Asparagus-and-Ham Casserole
- 1 ounce white bread
- 3.75 cups uncooked extra-broad egg noodles
- 2.5 cups sliced asparagus — (1 1/2-inch)
- 0.25 cup all-purpose flour
- 0.5 teaspoon dried thyme
- 0.25 teaspoon salt
- 0.125 teaspoon black pepper
- 1 cup whole milk
- 1 cup fat-free (less-sodium chicken broth)
- 1 tablespoon butter
- 0.75 cup finely chopped onion
- 1 tablespoon fresh lemon juice
- 1.5 cups cubed ham — (1/2-inch (about 8 ounces))

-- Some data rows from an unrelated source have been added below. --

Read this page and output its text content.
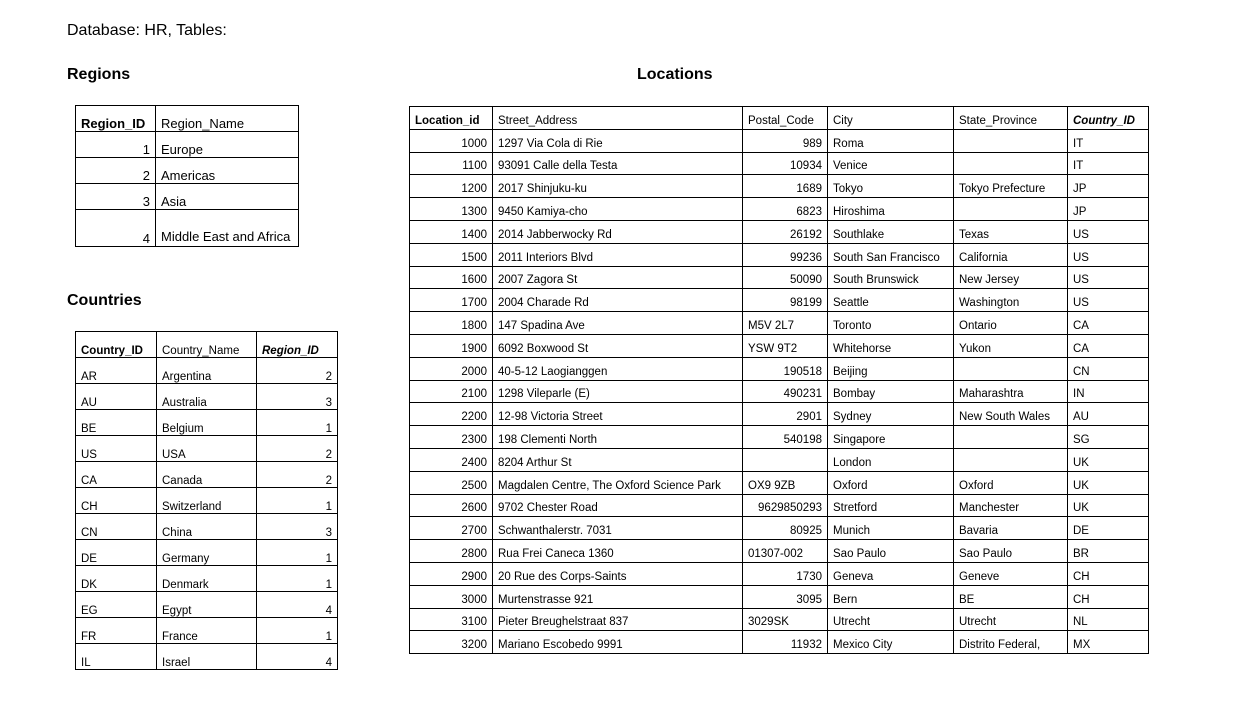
Database: HR, Tables:
Regions
Region_ID	Region_Name
1	Europe
2	Americas
3	Asia
4	Middle East and Africa
Countries
Country_ID	Country_Name	Region_ID
AR	Argentina	2
AU	Australia	3
BE	Belgium	1
US	USA	2
CA	Canada	2
CH	Switzerland	1
CN	China	3
DE	Germany	1
DK	Denmark	1
EG	Egypt	4
FR	France	1
IL	Israel	4
Locations
Location_id	Street_Address	Postal_Code	City	State_Province	Country_ID
1000	1297 Via Cola di Rie	989	Roma		IT
1100	93091 Calle della Testa	10934	Venice		IT
1200	2017 Shinjuku-ku	1689	Tokyo	Tokyo Prefecture	JP
1300	9450 Kamiya-cho	6823	Hiroshima		JP
1400	2014 Jabberwocky Rd	26192	Southlake	Texas	US
1500	2011 Interiors Blvd	99236	South San Francisco	California	US
1600	2007 Zagora St	50090	South Brunswick	New Jersey	US
1700	2004 Charade Rd	98199	Seattle	Washington	US
1800	147 Spadina Ave	M5V 2L7	Toronto	Ontario	CA
1900	6092 Boxwood St	YSW 9T2	Whitehorse	Yukon	CA
2000	40-5-12 Laogianggen	190518	Beijing		CN
2100	1298 Vileparle (E)	490231	Bombay	Maharashtra	IN
2200	12-98 Victoria Street	2901	Sydney	New South Wales	AU
2300	198 Clementi North	540198	Singapore		SG
2400	8204 Arthur St		London		UK
2500	Magdalen Centre, The Oxford Science Park	OX9 9ZB	Oxford	Oxford	UK
2600	9702 Chester Road	9629850293	Stretford	Manchester	UK
2700	Schwanthalerstr. 7031	80925	Munich	Bavaria	DE
2800	Rua Frei Caneca 1360	01307-002	Sao Paulo	Sao Paulo	BR
2900	20 Rue des Corps-Saints	1730	Geneva	Geneve	CH
3000	Murtenstrasse 921	3095	Bern	BE	CH
3100	Pieter Breughelstraat 837	3029SK	Utrecht	Utrecht	NL
3200	Mariano Escobedo 9991	11932	Mexico City	Distrito Federal,	MX
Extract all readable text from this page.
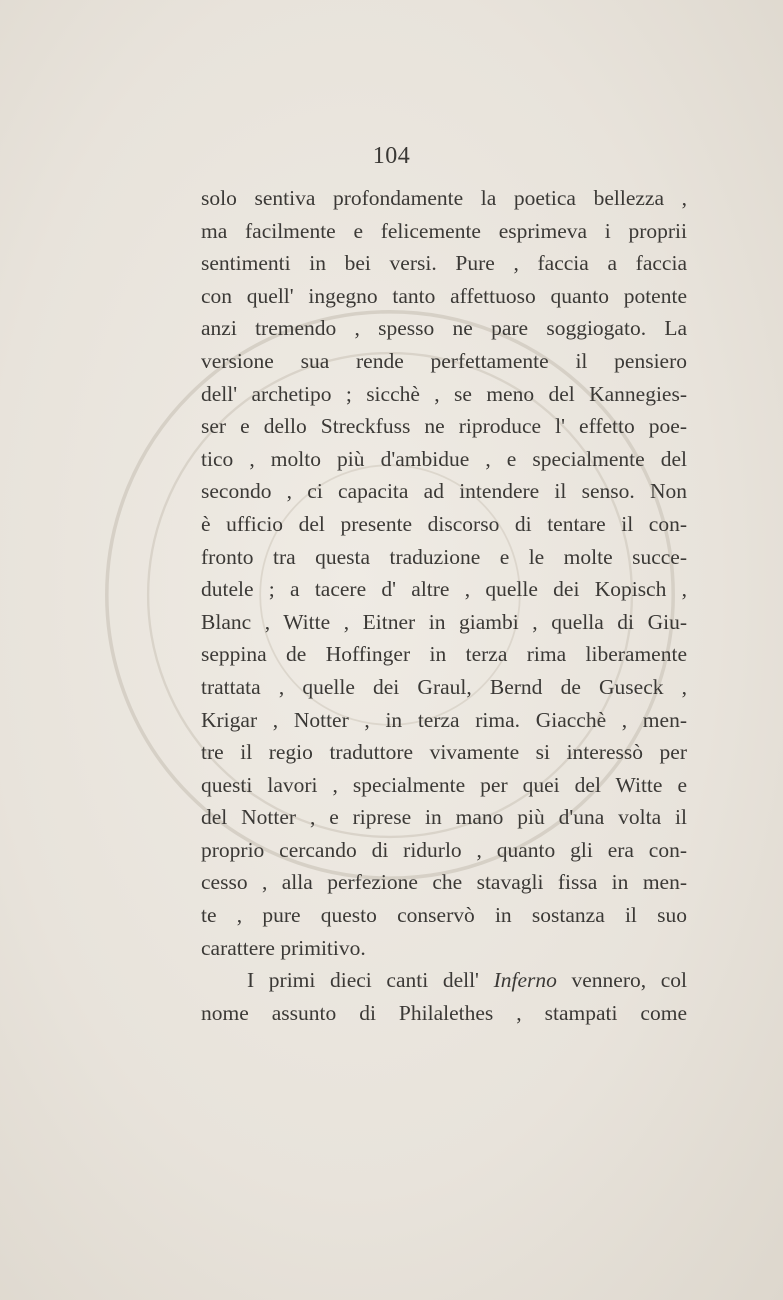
104
solo sentiva profondamente la poetica bellezza ,
ma facilmente e felicemente esprimeva i proprii
sentimenti in bei versi. Pure , faccia a faccia
con quell' ingegno tanto affettuoso quanto potente
anzi tremendo , spesso ne pare soggiogato. La
versione sua rende perfettamente il pensiero
dell' archetipo ; sicchè , se meno del Kannegies-
ser e dello Streckfuss ne riproduce l' effetto poe-
tico , molto più d'ambidue , e specialmente del
secondo , ci capacita ad intendere il senso. Non
è ufficio del presente discorso di tentare il con-
fronto tra questa traduzione e le molte succe-
dutele ; a tacere d' altre , quelle dei Kopisch ,
Blanc , Witte , Eitner in giambi , quella di Giu-
seppina de Hoffinger in terza rima liberamente
trattata , quelle dei Graul, Bernd de Guseck ,
Krigar , Notter , in terza rima. Giacchè , men-
tre il regio traduttore vivamente si interessò per
questi lavori , specialmente per quei del Witte e
del Notter , e riprese in mano più d'una volta il
proprio cercando di ridurlo , quanto gli era con-
cesso , alla perfezione che stavagli fissa in men-
te , pure questo conservò in sostanza il suo
carattere primitivo.
I primi dieci canti dell' Inferno vennero, col
nome assunto di Philalethes , stampati come
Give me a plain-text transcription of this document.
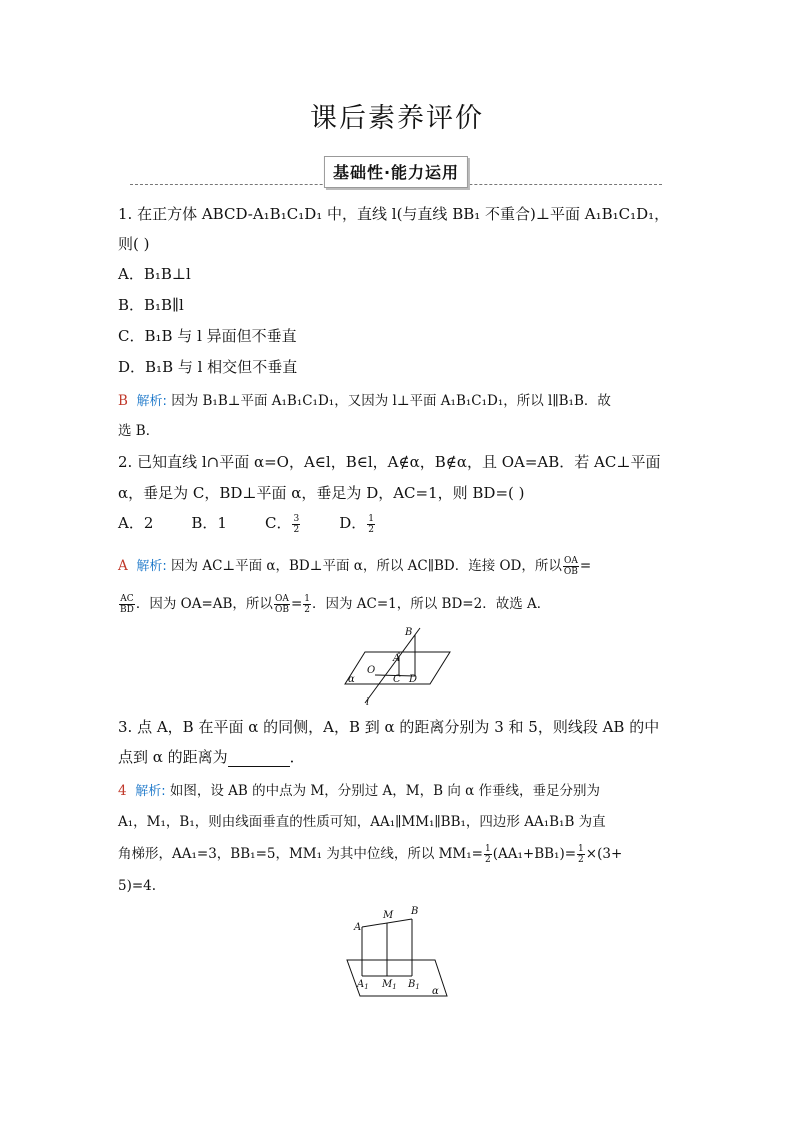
课后素养评价
基础性·能力运用
1. 在正方体 ABCD-A₁B₁C₁D₁ 中，直线 l(与直线 BB₁ 不重合)⊥平面 A₁B₁C₁D₁，
则( )
A．B₁B⊥l
B．B₁B∥l
C．B₁B 与 l 异面但不垂直
D．B₁B 与 l 相交但不垂直
B 解析: 因为 B₁B⊥平面 A₁B₁C₁D₁，又因为 l⊥平面 A₁B₁C₁D₁，所以 l∥B₁B．故
选 B．
2. 已知直线 l∩平面 α=O，A∈l，B∈l，A∉α，B∉α，且 OA=AB．若 AC⊥平面
α，垂足为 C，BD⊥平面 α，垂足为 D，AC=1，则 BD=( )
A．2	B．1	C． $\frac{3}{2}$	D． $\frac{1}{2}$
A 解析: 因为 AC⊥平面 α，BD⊥平面 α，所以 AC∥BD．连接 OD，所以 $\frac{OA}{OB}$ =
$\frac{AC}{BD}$ ．因为 OA=AB，所以 $\frac{OA}{OB} = \frac{1}{2}$ ．因为 AC=1，所以 BD=2．故选 A．
B
A
O
C D
α
l
3. 点 A，B 在平面 α 的同侧，A，B 到 α 的距离分别为 3 和 5，则线段 AB 的中
点到 α 的距离为	．
4 解析: 如图，设 AB 的中点为 M，分别过 A，M，B 向 α 作垂线，垂足分别为
A₁，M₁，B₁，则由线面垂直的性质可知，AA₁∥MM₁∥BB₁，四边形 AA₁B₁B 为直
角梯形，AA₁=3，BB₁=5，MM₁ 为其中位线，所以 $MM_1= \frac{1}{2} (AA_1+BB_1)= \frac{1}{2} \times(3+$
5)=4.
A
M B
$A_1$ $M_1$ $B_1$ α
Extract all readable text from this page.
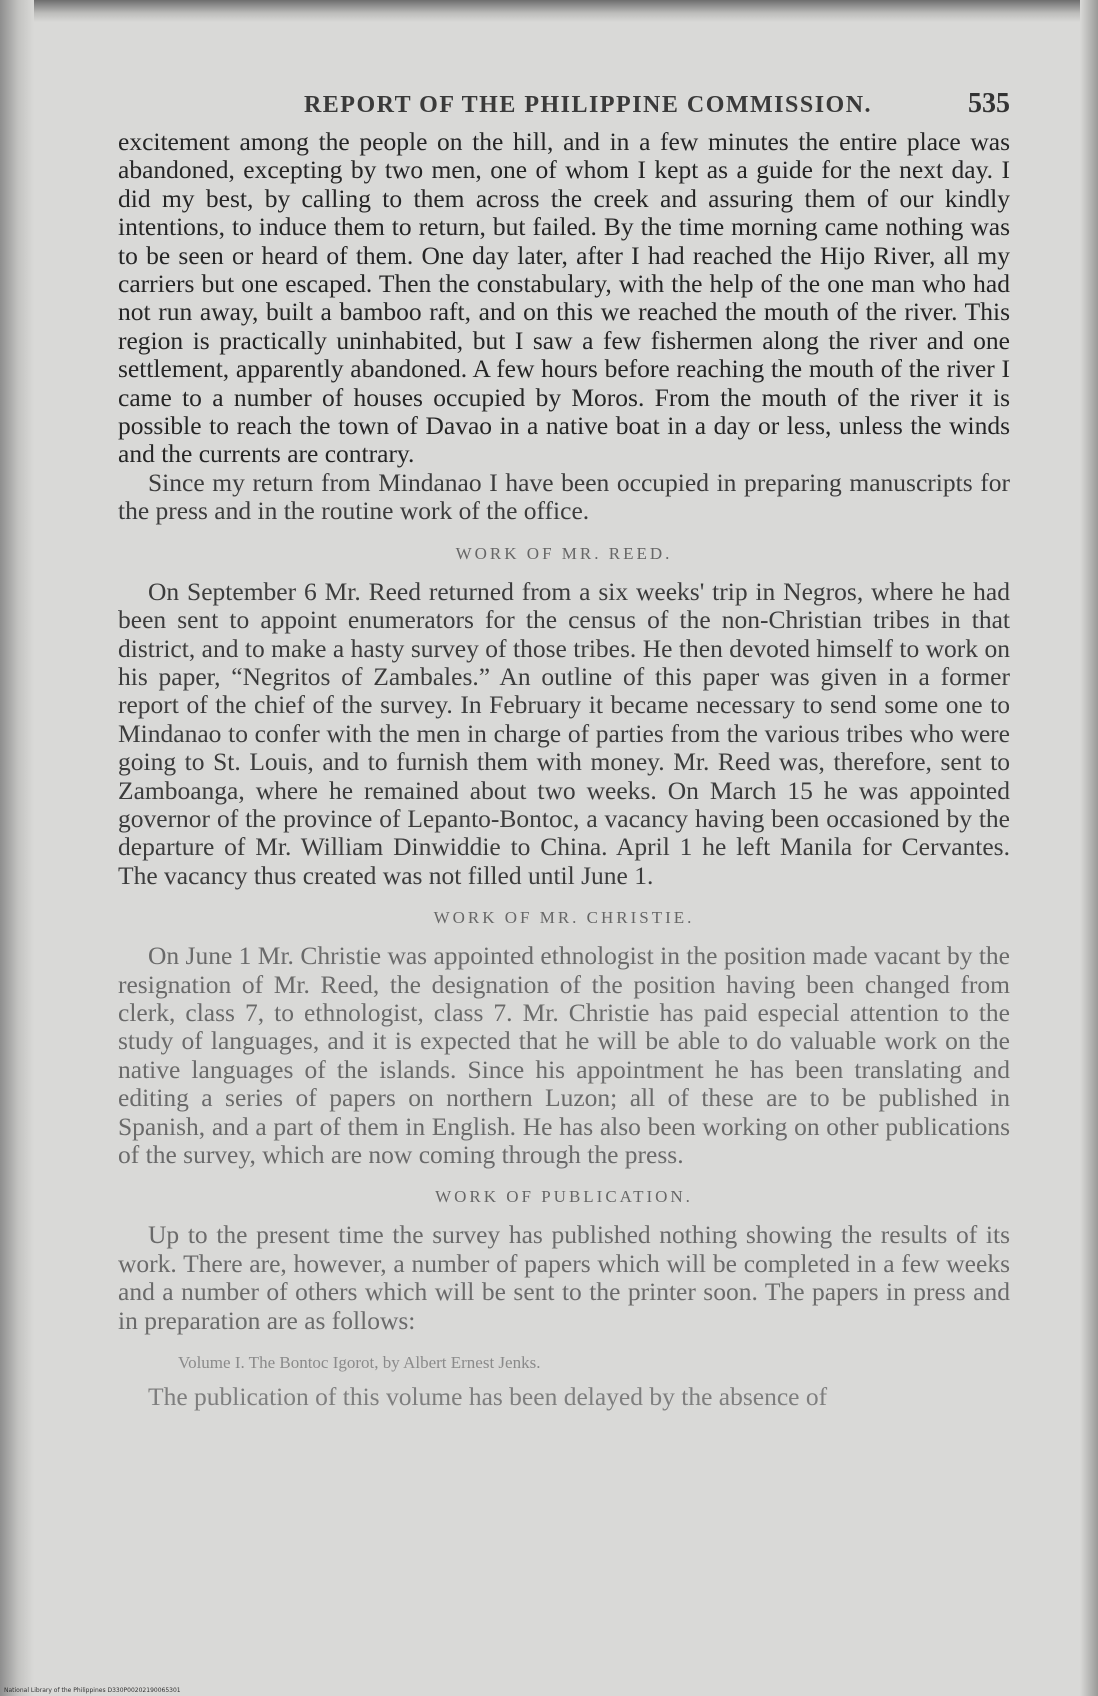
REPORT OF THE PHILIPPINE COMMISSION.	535

excitement among the people on the hill, and in a few minutes the entire place was abandoned, excepting by two men, one of whom I kept as a guide for the next day. I did my best, by calling to them across the creek and assuring them of our kindly intentions, to induce them to return, but failed. By the time morning came nothing was to be seen or heard of them. One day later, after I had reached the Hijo River, all my carriers but one escaped. Then the constabulary, with the help of the one man who had not run away, built a bamboo raft, and on this we reached the mouth of the river. This region is practically uninhabited, but I saw a few fishermen along the river and one settlement, apparently abandoned. A few hours before reaching the mouth of the river I came to a number of houses occupied by Moros. From the mouth of the river it is possible to reach the town of Davao in a native boat in a day or less, unless the winds and the currents are contrary.

Since my return from Mindanao I have been occupied in preparing manuscripts for the press and in the routine work of the office.

WORK OF MR. REED.

On September 6 Mr. Reed returned from a six weeks' trip in Negros, where he had been sent to appoint enumerators for the census of the non-Christian tribes in that district, and to make a hasty survey of those tribes. He then devoted himself to work on his paper, “Negritos of Zambales.” An outline of this paper was given in a former report of the chief of the survey. In February it became necessary to send some one to Mindanao to confer with the men in charge of parties from the various tribes who were going to St. Louis, and to furnish them with money. Mr. Reed was, therefore, sent to Zamboanga, where he remained about two weeks. On March 15 he was appointed governor of the province of Lepanto-Bontoc, a vacancy having been occasioned by the departure of Mr. William Dinwiddie to China. April 1 he left Manila for Cervantes. The vacancy thus created was not filled until June 1.

WORK OF MR. CHRISTIE.

On June 1 Mr. Christie was appointed ethnologist in the position made vacant by the resignation of Mr. Reed, the designation of the position having been changed from clerk, class 7, to ethnologist, class 7. Mr. Christie has paid especial attention to the study of languages, and it is expected that he will be able to do valuable work on the native languages of the islands. Since his appointment he has been translating and editing a series of papers on northern Luzon; all of these are to be published in Spanish, and a part of them in English. He has also been working on other publications of the survey, which are now coming through the press.

WORK OF PUBLICATION.

Up to the present time the survey has published nothing showing the results of its work. There are, however, a number of papers which will be completed in a few weeks and a number of others which will be sent to the printer soon. The papers in press and in preparation are as follows:

Volume I. The Bontoc Igorot, by Albert Ernest Jenks.

The publication of this volume has been delayed by the absence of

National Library of the Philippines D330P00202190065301
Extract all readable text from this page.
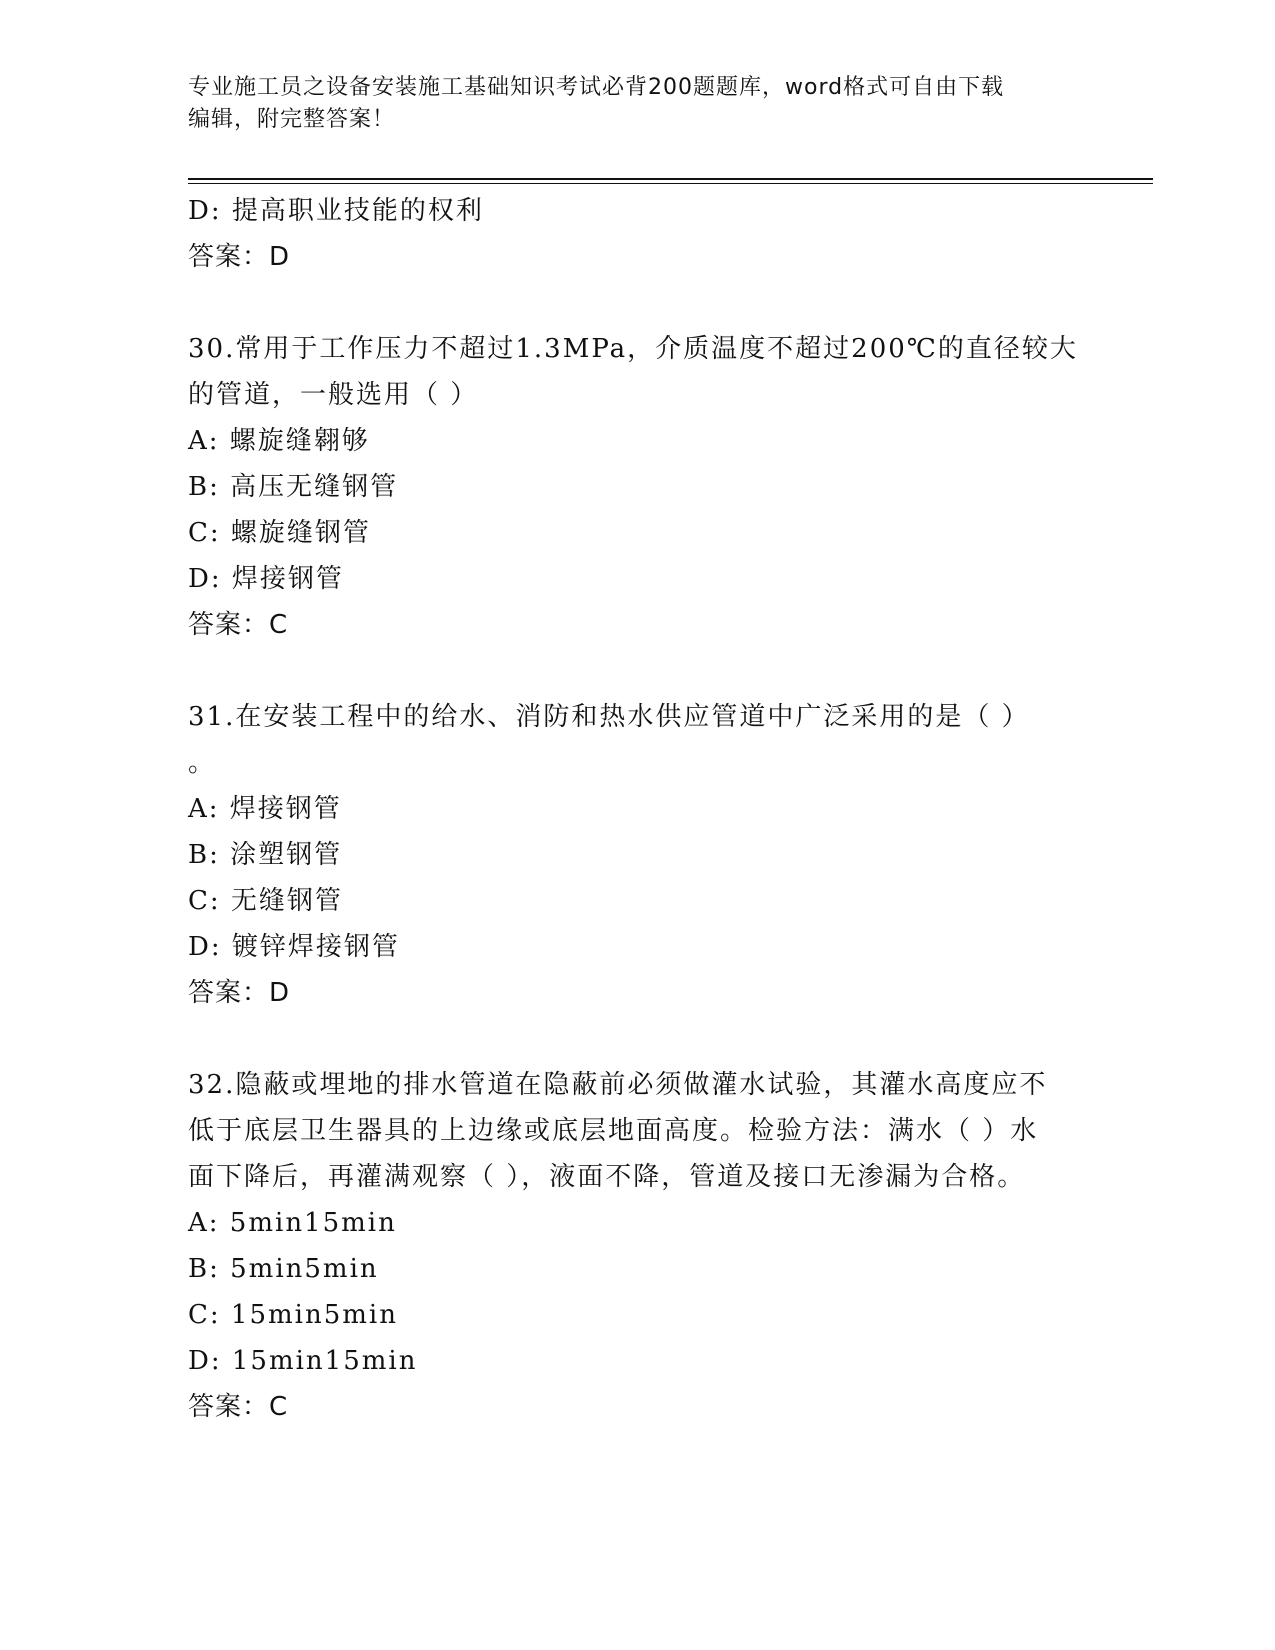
专业施工员之设备安装施工基础知识考试必背200题题库，word格式可自由下载
编辑，附完整答案！
D: 提高职业技能的权利
答案：D
30.常用于工作压力不超过1.3MPa，介质温度不超过200℃的直径较大
的管道，一般选用（ ）
A: 螺旋缝翱够
B: 高压无缝钢管
C: 螺旋缝钢管
D: 焊接钢管
答案：C
31.在安装工程中的给水、消防和热水供应管道中广泛采用的是（ ）
。
A: 焊接钢管
B: 涂塑钢管
C: 无缝钢管
D: 镀锌焊接钢管
答案：D
32.隐蔽或埋地的排水管道在隐蔽前必须做灌水试验，其灌水高度应不
低于底层卫生器具的上边缘或底层地面高度。检验方法：满水（ ）水
面下降后，再灌满观察（ ），液面不降，管道及接口无渗漏为合格。
A: 5min15min
B: 5min5min
C: 15min5min
D: 15min15min
答案：C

- 0.25 cup chopped fresh flat-leaf parsley
- 2 tablespoons grated fresh Parmesan cheese
- Preheat oven to 450°.
- Place bread in a food processor, and pulse 10 times or until coarse crumbs form to measure 1/2 cup.
- Cook pasta in boiling water 7 minutes, omitting salt and fat. Add asparagus; cook 1 minute. Drain.
- Lightly spoon the flour into a dry measuring cup, and level with a knife. Place flour, thyme, salt, and pepper in medium bowl; gradually add milk and broth, stirring with a whisk until well-blended. Melt the butter in a medium saucepan over medium-high heat. Add the onion; saute 4 minutes. Add milk mixture; cook until thick (about 4 minutes), stirring constantly. Remove from heat, and stir in juice. Combine the pasta mixture, milk mixture, ham, and parsley in large bowl; spoon into a 2-quart casserole. Sprinkle with breadcrumbs and cheese.
- Bake at 450° for 10 minutes or until filling is bubbly and topping is golden.